Il diritto del lavoro, inoltre, se non può trascurare le ragioni dell’economia, ha la finalità principale di tutelare valori non economici (l’equità, l’uguaglianza, la solidarietà, la salute, la dignità) che devono limitare le esigenze di efficienza e produttività delle imprese. Il che non vuol dire indifferenza del diritto del lavoro all’economia, ma soltanto necessità di trovare un punto di equilibrio tra protezione del lavoratore come persona (e non come mero fattore della produzione) e le necessità che scaturiscono dal processo produttivo.

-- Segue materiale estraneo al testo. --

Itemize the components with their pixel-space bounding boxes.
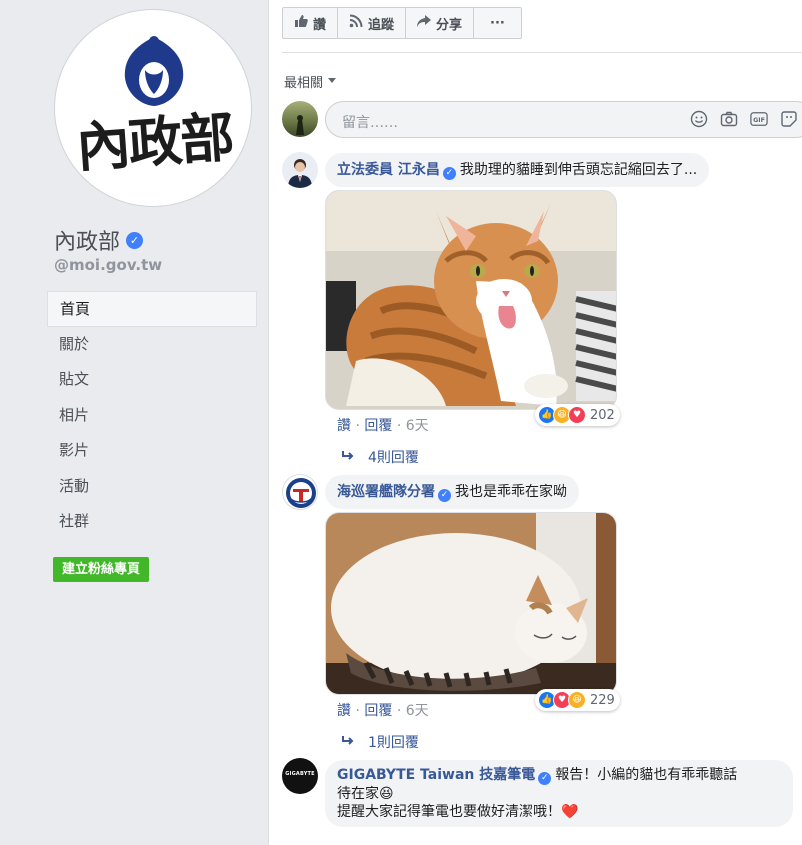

Il lavoro a termine può costituire un utile esempio. La scienza economica non ha dimostrato che la generalizzazione del contratto a tempo determinato realizza una crescita dell’occupazione superiore a quella attuale (dove la regola è il rapporto di lavoro stabile ed il termine e l’eccezione). Tuttavia, anche se fosse possibile arrivare ad una simile conclusione, non necessariamente il giurista dovrebbe sostenere una riforma del sistema a favore del contratto a tempo determinato come forma normale dei rapporti di lavoro. Il contratto a termine (specie se di breve durata) sottopone il dipendente ad una condizione di continua precarietà, lo espone all’ansia di dover essere costantemente in attesa della proroga o del rinnovo del contratto, gli impedisce di programmare la propria vita dal punto di vista economico (per avere, ad es. un finanziamento) o personale (in relazione alla costituzione di un nucleo familiare) e condiziona anche suoi diritti fondamentali (ad es. quelli sindacali), quando il loro esercizio potrebbe esporlo a ritorsioni (come il mancato rinnovo del contratto). La scelta per la stabilità, dunque, risponde ad una logica non economica che il giurista deve considerare se non vuole rinunciare alla tutela di valori fondamentali (alcuni di natura costituzionale) che sono nel “codice genetico” del diritto del lavoro.
Tuttavia la protezione del lavoro non può operare contro l’economia. E, per tornare all’esempio dei contratti a termine, non vi è dubbio che la legge (o altre fonti) debbono consentire che il contratto a tempo determinato venga utilizzato quando vi siano esigenze temporanee delle imprese (e dei lavoratori), perché se ciò non fosse possibile gli effetti depressivi sull’occupazione di una normativa che non asseconda esigenze oggettive delle aziende sarebbero inevitabili (ed il diritto del lavoro finirebbe per perdere quella funzione promozionale dell’occupazione che è tra i suoi obiettivi fondamentali).